While James Cameron is quite adept at creating and filming exciting machines, guns, and other futuristic technology (as seen in both his “Terminator” films, “Aliens,” and his “Avatar” movies), his films tend to be about how the military and machine-wielders are alternately powerless and suspicious. Ironically, one of the most tech-forward filmmakers of his generation tells stories of trusting the natural world over any machines humans may build.

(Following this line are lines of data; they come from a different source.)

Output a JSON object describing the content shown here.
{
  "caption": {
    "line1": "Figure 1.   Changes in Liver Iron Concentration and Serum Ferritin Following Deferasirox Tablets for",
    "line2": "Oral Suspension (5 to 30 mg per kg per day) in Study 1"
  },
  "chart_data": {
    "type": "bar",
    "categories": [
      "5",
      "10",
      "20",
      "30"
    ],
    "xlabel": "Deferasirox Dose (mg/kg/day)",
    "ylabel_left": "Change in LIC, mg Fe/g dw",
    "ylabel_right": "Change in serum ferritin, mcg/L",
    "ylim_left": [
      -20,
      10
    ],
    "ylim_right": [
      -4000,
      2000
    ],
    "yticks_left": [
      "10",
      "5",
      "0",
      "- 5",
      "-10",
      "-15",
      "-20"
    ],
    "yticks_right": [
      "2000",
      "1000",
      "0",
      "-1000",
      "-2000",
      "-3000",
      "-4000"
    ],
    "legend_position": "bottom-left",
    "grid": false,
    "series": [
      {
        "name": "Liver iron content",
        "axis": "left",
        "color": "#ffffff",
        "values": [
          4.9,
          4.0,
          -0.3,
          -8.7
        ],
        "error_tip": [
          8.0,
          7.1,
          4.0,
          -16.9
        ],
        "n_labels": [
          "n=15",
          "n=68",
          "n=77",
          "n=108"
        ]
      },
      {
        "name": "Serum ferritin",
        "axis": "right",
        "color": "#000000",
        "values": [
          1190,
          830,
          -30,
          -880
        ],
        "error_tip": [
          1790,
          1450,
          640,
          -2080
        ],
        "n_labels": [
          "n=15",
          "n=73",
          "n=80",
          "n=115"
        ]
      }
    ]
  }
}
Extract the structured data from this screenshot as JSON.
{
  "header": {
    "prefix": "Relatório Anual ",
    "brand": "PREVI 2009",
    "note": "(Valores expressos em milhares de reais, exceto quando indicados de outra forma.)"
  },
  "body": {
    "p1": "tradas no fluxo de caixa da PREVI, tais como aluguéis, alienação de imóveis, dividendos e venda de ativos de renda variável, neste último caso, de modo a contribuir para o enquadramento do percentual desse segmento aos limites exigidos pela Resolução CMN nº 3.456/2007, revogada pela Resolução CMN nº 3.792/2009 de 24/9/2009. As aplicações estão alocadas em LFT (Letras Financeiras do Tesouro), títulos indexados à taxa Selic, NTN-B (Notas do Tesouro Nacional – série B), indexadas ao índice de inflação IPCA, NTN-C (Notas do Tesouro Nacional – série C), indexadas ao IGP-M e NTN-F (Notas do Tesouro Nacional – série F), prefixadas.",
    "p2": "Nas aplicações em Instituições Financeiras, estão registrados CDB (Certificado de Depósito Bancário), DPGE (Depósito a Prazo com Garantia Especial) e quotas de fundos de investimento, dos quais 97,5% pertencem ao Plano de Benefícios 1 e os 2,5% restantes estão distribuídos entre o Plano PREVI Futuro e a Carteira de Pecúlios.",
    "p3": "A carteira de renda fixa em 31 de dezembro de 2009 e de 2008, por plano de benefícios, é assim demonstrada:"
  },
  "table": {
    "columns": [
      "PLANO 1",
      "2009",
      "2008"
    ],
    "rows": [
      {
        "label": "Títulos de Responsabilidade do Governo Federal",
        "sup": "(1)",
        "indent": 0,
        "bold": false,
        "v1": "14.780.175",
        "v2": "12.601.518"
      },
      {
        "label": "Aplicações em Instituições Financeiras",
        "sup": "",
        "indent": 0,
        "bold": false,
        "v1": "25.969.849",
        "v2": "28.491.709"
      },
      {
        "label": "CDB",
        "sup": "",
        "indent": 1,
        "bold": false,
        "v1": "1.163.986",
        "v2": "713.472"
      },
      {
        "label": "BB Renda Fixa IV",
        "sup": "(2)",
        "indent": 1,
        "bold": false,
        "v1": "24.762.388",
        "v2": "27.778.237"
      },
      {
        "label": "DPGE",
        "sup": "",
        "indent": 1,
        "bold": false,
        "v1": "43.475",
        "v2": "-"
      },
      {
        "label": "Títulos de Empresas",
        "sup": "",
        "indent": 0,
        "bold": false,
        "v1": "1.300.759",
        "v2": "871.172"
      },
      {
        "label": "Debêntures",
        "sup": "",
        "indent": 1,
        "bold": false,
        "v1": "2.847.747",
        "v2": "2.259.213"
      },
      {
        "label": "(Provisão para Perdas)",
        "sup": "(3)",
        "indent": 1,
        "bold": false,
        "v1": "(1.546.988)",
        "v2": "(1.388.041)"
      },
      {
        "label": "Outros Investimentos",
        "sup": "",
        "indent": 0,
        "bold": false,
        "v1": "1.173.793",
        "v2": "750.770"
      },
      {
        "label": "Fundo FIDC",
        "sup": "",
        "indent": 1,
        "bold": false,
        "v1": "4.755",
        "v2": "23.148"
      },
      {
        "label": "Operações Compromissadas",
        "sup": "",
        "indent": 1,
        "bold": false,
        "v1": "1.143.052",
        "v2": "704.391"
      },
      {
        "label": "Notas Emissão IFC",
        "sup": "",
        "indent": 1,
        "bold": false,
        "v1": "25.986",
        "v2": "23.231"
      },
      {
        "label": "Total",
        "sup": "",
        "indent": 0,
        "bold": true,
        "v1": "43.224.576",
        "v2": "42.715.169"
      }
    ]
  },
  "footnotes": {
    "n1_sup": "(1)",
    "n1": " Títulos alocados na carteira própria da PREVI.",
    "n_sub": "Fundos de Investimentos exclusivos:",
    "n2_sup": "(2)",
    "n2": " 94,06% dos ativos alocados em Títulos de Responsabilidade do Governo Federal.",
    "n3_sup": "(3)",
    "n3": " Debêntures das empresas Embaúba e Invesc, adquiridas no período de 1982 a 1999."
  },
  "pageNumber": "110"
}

The filmmaker expressed his trepidation about a machine takeover in the December 19, 2022 episode of “Smartless,” a podcast hosted by Sean Hayes, Will Arnett, and Jason Bateman. Cameron, as their guest, talked about making his new film “Avatar: The Way of Water” before diverging into his thoughts on a dark machine future:
“Well, I’m not ‘afraid’ but I’m certainly pretty concerned about the potential for misuse of A.I. I think A.I. can be great, but also it could literally be the end of the world. You talk to all of the A.I. scientists — and I know a bunch of them — and every time I put my hand up at their seminars or something, they just start laughing. ‘Oh, that’s the Skynet Guy, sure, we really want to hear from you.’ The point is that no technology has ever not been weaponized. And do we really want to be fighting something smarter than us that isn’t us on our own world? I don’t think so.”
Cameron does have a point: Humanity tends to find either a money-making or a destruction use for many technological advances. Science, in an ideal world, would be used to save us and help us. In practice, well, humans invent atomic bombs.